Date de mise à jour : 24 mars 2025 - Auteur : Loïc Féron
- La place centrale donnée aux salariés.
- Une formation Adapt métier pour réduire les TMS.
Reportage paru dans PréventionBTP n°293-Mars 2025-p. 24
Photo : 293 - Eriane - d03
Crédit photo : Frédéric Vielcanet

Quelle PME de vingt-cinq salariés peut se prévaloir d’une certification Mase et d’une responsable QSE investie à cent pour cent dans l’amélioration continue de la santé et de la sécurité ? Située à Wittenheim, près de Mulhouse (Haut-Rhin), Eriane, spécialisée dans l’étanchéité sols et murs présente un profil singulier. Quand Stéphane Wagner, son nouveau dirigeant, a rencontré l’ancien gérant, Éric Vautrin, l’entrepreneur était déjà très investi dans la prévention des risques. « Travailler avec des personnes crée une relation faite de proximité et de respect qui encourage à la prudence, témoignent à l’unisson les deux hommes. L’essentiel est de préserver la santé des collaborateurs, ceux présents depuis vingt ans de même que les intérimaires considérés comme des salariés à part entière. »
L’apport de la certification Mase
Cette volonté managériale s’est concrétisée par l’obtention en 2019 de la certification Mase, renouvelée en décembre dernier. Émilie Frerejouan, responsable QSE, en charge de l’animation et du suivi du Mase, nous confie : « L’intérêt de la certification est de soulever des questions sur tous les items propres aux conditions de travail, à la sécurité ou à l’environnement, de mettre en exergue des actions à entreprendre ou à poursuivre, et de fixer des objectifs réalistes et adaptés. » La certification a aussi permis à l’entreprise de décrocher des marchés sur des sites chimiques auxquels elle n’avait pas accès. En rénovation ou en neuf, Eriane réalise en effet 50 % de son chiffre d’affaires avec des clients industriels. L’autre moitié consiste en des travaux pour des maîtres d’œuvre, cabinets d’architecte, bailleurs, syndics et particuliers. Les équipes effectuent deux types de travaux : d’une part, de l’étanchéité en toiture (membrane bitumineuse ou synthétique), d’autre part, l’application de résines d’étanchéité (balcons, cuvelage, zones de rétention ou châteaux d’eau) et de résines techniques (sol industriel).

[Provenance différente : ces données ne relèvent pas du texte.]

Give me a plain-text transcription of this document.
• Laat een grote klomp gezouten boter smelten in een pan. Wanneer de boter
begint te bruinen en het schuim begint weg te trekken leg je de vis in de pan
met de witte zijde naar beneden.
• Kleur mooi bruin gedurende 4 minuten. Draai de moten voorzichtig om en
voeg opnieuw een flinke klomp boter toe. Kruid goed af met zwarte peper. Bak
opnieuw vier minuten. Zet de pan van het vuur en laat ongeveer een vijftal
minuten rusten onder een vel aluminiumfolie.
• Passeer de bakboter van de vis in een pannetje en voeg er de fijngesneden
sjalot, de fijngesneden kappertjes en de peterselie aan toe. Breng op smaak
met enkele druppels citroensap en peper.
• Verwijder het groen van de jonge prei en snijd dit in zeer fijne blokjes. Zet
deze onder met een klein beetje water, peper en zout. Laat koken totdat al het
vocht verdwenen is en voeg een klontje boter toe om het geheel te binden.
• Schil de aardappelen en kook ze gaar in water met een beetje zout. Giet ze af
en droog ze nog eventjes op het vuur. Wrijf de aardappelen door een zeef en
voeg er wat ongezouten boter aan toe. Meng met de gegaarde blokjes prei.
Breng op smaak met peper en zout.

Des points hebdomadaires sur la sécurité
Chaque lundi matin, une causerie réunit l’ensemble des salariés sur les aspects liés à la sécurité et à la pénibilité. Quant au Copil, qui se tient le jeudi, il est l’occasion pour les conducteurs de travaux, le dirigeant et la responsable QSE d’aborder des points en lien avec la sécurité des chantiers. « Les sujets portent sur le matériel, l’état des véhicules, le rangement sur le chantier, la gestion des déchets ou la présence de la protection collective, avec des retours d’expérience sur les presqu’accidents », explique Émilie Frerejouan. En 2024, l’entreprise, engagée dans un parcours Adapt métier, a fait une demande de prise en charge (à hauteur de 70 %) dans le cadre de la subvention Prévention des risques ergonomiques ou Fipu (Fonds d'investissement dans la prévention de l'usure professionnelle), pour l’acquisition d’une machine. Un investissement corrélé avec le maintien dans l’activité d’un salarié victime d’un accident du travail, déchirure d’un tendon lors du démontage d'une carotteuse. L’aménagement du poste concerne la phase d’arrachage des complexes d’étanchéité rendue beaucoup moins exigeante physiquement par la double lame de la découpeuse (d’une valeur de 4 000 euros). « Le Fipu fait bénéficier à l’intégralité des salariés de cet aménagement de poste proactif, témoigne la responsable QSE. C’est de la pure prévention. »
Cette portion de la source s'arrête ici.